Et les chiffres semblent d'ailleurs le prouver : selon l'étude Agefiph - Ifop de décembre 2022, 56 % des recruteurs estiment que l’image des personnes handicapées s’est plutôt améliorée au cours des 3 dernières années dans le monde de l’entreprise, et 35 % considèrent que l'insertion et l'emploi de ces dernières est aujourd'hui une priorité (soit 7 points de plus qu'en 2021). 

Plus encore, selon la Dares, le taux de chômage des personnes en situation de handicap a fortement baissé, passant de 17 % en 2015 à 12 % en 2022. De quoi laisser espérer des perspectives encourageantes pour les prochaines années.

Sensibiliser la population à la différence

Fondée en 2018 à Ajaccio, l'association "Tous pour chacun" s'est fixé pour objectifs majeurs la sensibilisation de la population au handicap et à la différence, et de "favoriser la socialisation et l'inclusion des personnes en situation de handicap ou difficultés", tant par des aides humaines et financières, que par l'organisation d'événements ou de séjours adaptés.

"Seul, on va plus vite, mais ensemble, on va plus loin."

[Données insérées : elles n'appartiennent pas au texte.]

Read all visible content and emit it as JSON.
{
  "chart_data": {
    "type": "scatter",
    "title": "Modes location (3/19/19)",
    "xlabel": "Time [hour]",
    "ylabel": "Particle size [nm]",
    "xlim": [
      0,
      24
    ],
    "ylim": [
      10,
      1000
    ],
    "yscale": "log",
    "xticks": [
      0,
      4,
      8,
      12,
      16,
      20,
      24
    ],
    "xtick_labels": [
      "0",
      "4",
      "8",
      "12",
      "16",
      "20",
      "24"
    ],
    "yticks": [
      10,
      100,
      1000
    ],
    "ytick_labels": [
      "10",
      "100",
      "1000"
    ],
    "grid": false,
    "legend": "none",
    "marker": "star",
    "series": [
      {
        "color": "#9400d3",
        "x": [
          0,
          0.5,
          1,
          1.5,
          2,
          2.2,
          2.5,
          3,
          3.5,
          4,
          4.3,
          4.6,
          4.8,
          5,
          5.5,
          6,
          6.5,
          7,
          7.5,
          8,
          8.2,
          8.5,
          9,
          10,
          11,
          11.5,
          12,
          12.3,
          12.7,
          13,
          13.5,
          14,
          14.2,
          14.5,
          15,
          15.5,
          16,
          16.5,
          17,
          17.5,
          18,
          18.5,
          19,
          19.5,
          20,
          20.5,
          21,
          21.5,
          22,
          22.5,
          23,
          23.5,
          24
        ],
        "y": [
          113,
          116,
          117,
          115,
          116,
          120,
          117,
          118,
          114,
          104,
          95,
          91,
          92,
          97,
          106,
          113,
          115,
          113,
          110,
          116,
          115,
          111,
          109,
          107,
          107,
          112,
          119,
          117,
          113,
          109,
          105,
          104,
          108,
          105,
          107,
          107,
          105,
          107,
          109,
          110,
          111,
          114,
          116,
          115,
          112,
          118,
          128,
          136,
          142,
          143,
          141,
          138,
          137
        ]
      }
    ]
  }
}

Un appui qui passe également par des déplacements réguliers dans les écoles, dans les collèges, les lycées et les entreprises, pour aborder la question du handicap, mais surtout au-delà "celle de la différence, une différence qui peut-être une compétence qu'on va pouvoir apporter et qu'une autre personne n'aura pas, pour tirer le meilleur d'un travail en commun, développe Amandine Le Hui, présidente de l'association. Parce que seul, on va plus vite, mais ensemble, on va plus loin."

L'association fonctionne grâce à ses bénévoles - ils sont 22 inscrits au conseil d'administration, et jusqu'à 50 sur certains événements -, et rassemble plus de 1000 adhérents. "C'est très enrichissant et c'est prenant", sourit Amandine Le Hui.

"Aujourd'hui, après 5 ans, on n'a même plus à effectuer le travail de démarchage auprès des écoles, des entreprises, des groupes, ce sont eux qui nous contactent pour qu'on vienne parler et faire des présentations. Mais on a besoin de soutiens. On s'épuise à chercher des partenaires, mais on a le bon espoir de trouver des gens qui pourront nous soutenir financièrement, parce que c'est un peu le nerf de la guerre, mais on s'en est toujours vraiment bien sortis."

Avec pour meilleur résultat, conclut-elle, "l'évolution des personnes au sein de l'association."